I will be on most of my psych meds for a least two years, another probably for life. After two years of stability, my psychiatrist will very slowly wean me off three of them. If there is any sign of a problem, I’ll be kept on them. They are:

  • Effexor – a Selective Serotonin Reuptake Inhibitor (SSRI) or antidepressant
  • Lamictal – a mood stabilizer. Usually for people with bi-polar, which I don’t have. I take mine because my depression cycles frequently- comes up and down. This is supposed to stabilize that process.
  • Lithium – is often used in patients with treatment resistant depression. In other words me, who did not get better with anti-depressants alone.
  • Seroquel – Often used as an anti-depressant, but used for sleep in me. I was on Klonopin (a benzodiazepine) for sleep which worked alarmingly. It is counter indicated for addicts, especially alcoholics, so was discontinued. It took a few weeks to find something that worked. In the meantime, I had started having hallucinations from lack of sleep.

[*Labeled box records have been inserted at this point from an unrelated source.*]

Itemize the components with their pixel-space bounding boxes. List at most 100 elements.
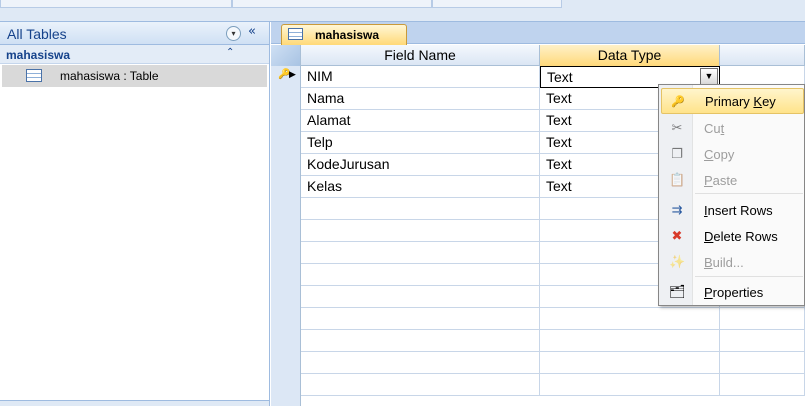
menu-item-paste[interactable]: 📋 Paste — [661, 168, 804, 194]
menu-label-part: elete Rows — [713, 229, 778, 244]
data-type-cell[interactable] — [540, 308, 720, 330]
field-name-cell[interactable] — [301, 352, 540, 374]
field-name-cell[interactable] — [301, 286, 540, 308]
menu-item-cut[interactable]: ✂ Cut — [661, 116, 804, 142]
menu-label-accelerator: D — [704, 229, 714, 244]
ribbon-group-edge — [232, 0, 432, 8]
table-row[interactable] — [271, 374, 805, 396]
row-selector[interactable] — [271, 330, 301, 352]
context-menu: 🔑 Primary Key ✂ Cut ❐ Copy 📋 Paste ⇉ Insert Rows ✖… — [658, 84, 805, 306]
nav-group-mahasiswa[interactable]: mahasiswa ⌃ — [0, 45, 269, 64]
field-name-cell[interactable] — [301, 308, 540, 330]
navigation-pane-header[interactable]: All Tables ▾ « — [0, 22, 269, 45]
row-selector[interactable] — [271, 286, 301, 308]
field-name-cell[interactable]: NIM — [301, 66, 540, 88]
field-name-cell[interactable] — [301, 374, 540, 396]
menu-item-primary-key[interactable]: 🔑 Primary Key — [661, 88, 804, 114]
row-selector[interactable] — [271, 242, 301, 264]
build-wand-icon: ✨ — [669, 255, 686, 270]
collapse-group-icon[interactable]: ⌃ — [226, 47, 234, 58]
field-name-cell[interactable]: Telp — [301, 132, 540, 154]
data-type-value: Text — [546, 90, 572, 106]
table-row[interactable] — [271, 352, 805, 374]
data-type-value: Text — [546, 178, 572, 194]
row-selector[interactable] — [271, 220, 301, 242]
paste-icon: 📋 — [669, 173, 686, 188]
menu-item-label: Paste — [704, 173, 737, 188]
table-icon — [26, 69, 42, 82]
data-type-dropdown-icon[interactable]: ▼ — [700, 68, 718, 85]
table-row[interactable] — [271, 330, 805, 352]
row-selector[interactable] — [271, 176, 301, 198]
column-header-field-name[interactable]: Field Name — [301, 45, 540, 66]
row-selector[interactable] — [271, 264, 301, 286]
data-type-cell[interactable] — [540, 374, 720, 396]
menu-label-accelerator: C — [704, 147, 714, 162]
tab-mahasiswa[interactable]: mahasiswa — [281, 24, 407, 45]
scissors-icon: ✂ — [671, 121, 683, 136]
column-header-description[interactable] — [720, 45, 805, 66]
table-icon — [288, 28, 303, 40]
menu-item-label: Build... — [704, 255, 744, 270]
menu-item-copy[interactable]: ❐ Copy — [661, 142, 804, 168]
field-name-cell[interactable] — [301, 198, 540, 220]
data-type-cell[interactable] — [540, 352, 720, 374]
row-selector[interactable] — [271, 88, 301, 110]
row-selector[interactable] — [271, 110, 301, 132]
row-selector[interactable] — [271, 132, 301, 154]
menu-item-insert-rows[interactable]: ⇉ Insert Rows — [661, 198, 804, 224]
field-name-cell[interactable] — [301, 242, 540, 264]
menu-separator — [695, 193, 803, 194]
tab-label: mahasiswa — [315, 28, 380, 42]
row-selector[interactable]: 🔑 ▶ — [271, 66, 301, 88]
data-type-value: Text — [547, 69, 573, 85]
field-name-cell[interactable]: KodeJurusan — [301, 154, 540, 176]
field-name-cell[interactable] — [301, 330, 540, 352]
menu-label-accelerator: P — [704, 285, 713, 300]
menu-item-build[interactable]: ✨ Build... — [661, 250, 804, 276]
description-cell[interactable] — [720, 330, 805, 352]
menu-label-part: aste — [712, 173, 738, 188]
menu-item-label: Cut — [704, 121, 724, 136]
description-cell[interactable] — [720, 308, 805, 330]
nav-item-label: mahasiswa : Table — [60, 69, 159, 83]
grid-header: Field Name Data Type — [271, 45, 805, 66]
ribbon-group-edge — [0, 0, 232, 8]
properties-icon: 🗂 — [669, 285, 686, 300]
menu-label-part: opy — [713, 147, 735, 162]
description-cell[interactable] — [720, 352, 805, 374]
field-name-cell[interactable]: Alamat — [301, 110, 540, 132]
menu-item-label: Primary Key — [705, 94, 776, 109]
chevron-down-icon[interactable]: ▾ — [226, 26, 241, 41]
data-type-cell[interactable] — [540, 330, 720, 352]
navigation-pane-title: All Tables — [7, 26, 67, 42]
row-selector[interactable] — [271, 154, 301, 176]
table-row[interactable] — [271, 308, 805, 330]
shutter-bar-close-icon[interactable]: « — [248, 24, 256, 39]
menu-label-part: nsert Rows — [707, 203, 773, 218]
menu-label-part: ey — [762, 94, 776, 109]
current-row-arrow-icon: ▶ — [289, 70, 296, 80]
row-selector[interactable] — [271, 198, 301, 220]
column-header-data-type[interactable]: Data Type — [540, 45, 720, 66]
field-name-cell[interactable]: Kelas — [301, 176, 540, 198]
row-selector[interactable] — [271, 374, 301, 396]
field-name-cell[interactable] — [301, 264, 540, 286]
navigation-pane: All Tables ▾ « mahasiswa ⌃ mahasiswa : T… — [0, 22, 270, 406]
menu-item-properties[interactable]: 🗂 Properties — [661, 280, 804, 306]
row-selector[interactable] — [271, 352, 301, 374]
menu-label-part: Cu — [704, 121, 721, 136]
menu-item-label: Insert Rows — [704, 203, 773, 218]
row-selector[interactable] — [271, 308, 301, 330]
menu-label-accelerator: K — [753, 94, 763, 109]
field-name-cell[interactable] — [301, 220, 540, 242]
delete-rows-icon: ✖ — [671, 229, 683, 244]
insert-rows-icon: ⇉ — [671, 203, 683, 218]
menu-label-accelerator: t — [720, 121, 725, 136]
menu-item-delete-rows[interactable]: ✖ Delete Rows — [661, 224, 804, 250]
select-all-corner[interactable] — [271, 45, 301, 66]
description-cell[interactable] — [720, 374, 805, 396]
data-type-value: Text — [546, 156, 572, 172]
nav-item-mahasiswa-table[interactable]: mahasiswa : Table — [2, 65, 267, 87]
field-name-cell[interactable]: Nama — [301, 88, 540, 110]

Each time a psych medication was added, I had strong reservations and doubts. I see one outpatient psychiatrist, who I’ve been seeing for over two years. Over the last fifteen months or so, I have had many other psychs while inpatient in the hospital, and in outside treatment programs. They all say that my current medication regime is exactly what they would have me on. I took a long time, and many hospitalizations, to get to where I am now. I am infinitely better than I was. I hate being on so many drugs, but being dead and shit, sucks more!

Side Effects

Below is the list of side effects that I have experienced from the meds I take (or took within the last six months). It is not the exhaustive list of possible side effects. That might not fit on the web! Some side effects could come from a few of the meds, so I cannot pinpoint a specific culprit for a lot of them. Also some of the side effects of psych meds, are psych issues – awesome, right?

  • Confusion
  • Memory problems
  • Unusual tiredness
  • Weight gain
  • Hunger
  • Dry mouth
  • Blurred Vision
  • Upper stomach pain
  • Diarrhea
  • Drowsiness
  • Strange dreams
  • Increased sweating
  • Asthenia (weakness)
  • Decrease libido
  • Increased libido (see what they did there – WTF) – and yes I have experienced both at different times.
  • Difficulty reaching orgasm
  • Shaking\tremors
  • Hand tremors
  • Feeling uneasy
  • Troubled breathing
  • Runny nose
  • Persistent cough (mine lasted six months, and kept me awake)
  • Mood or behavior changes
  • Trouble sleeping
  • Breast swelling
  • Heavier periods
  • Easy bruising

So yeah. Twenty Seven side effects that I have or have had. Most are current (twenty five). The cure is often worse then disease. Now I don’t quite believe that, but you can see why, while my depression has improved a lot, my mood is often still crap. When I let myself dwell on my health, it goes to being pissed about mental illness, heart disease, a stiff sore body, my former broken wrist that is painful when I use it, and of course all my medications. I am delighted that I have access to these, but at what cost?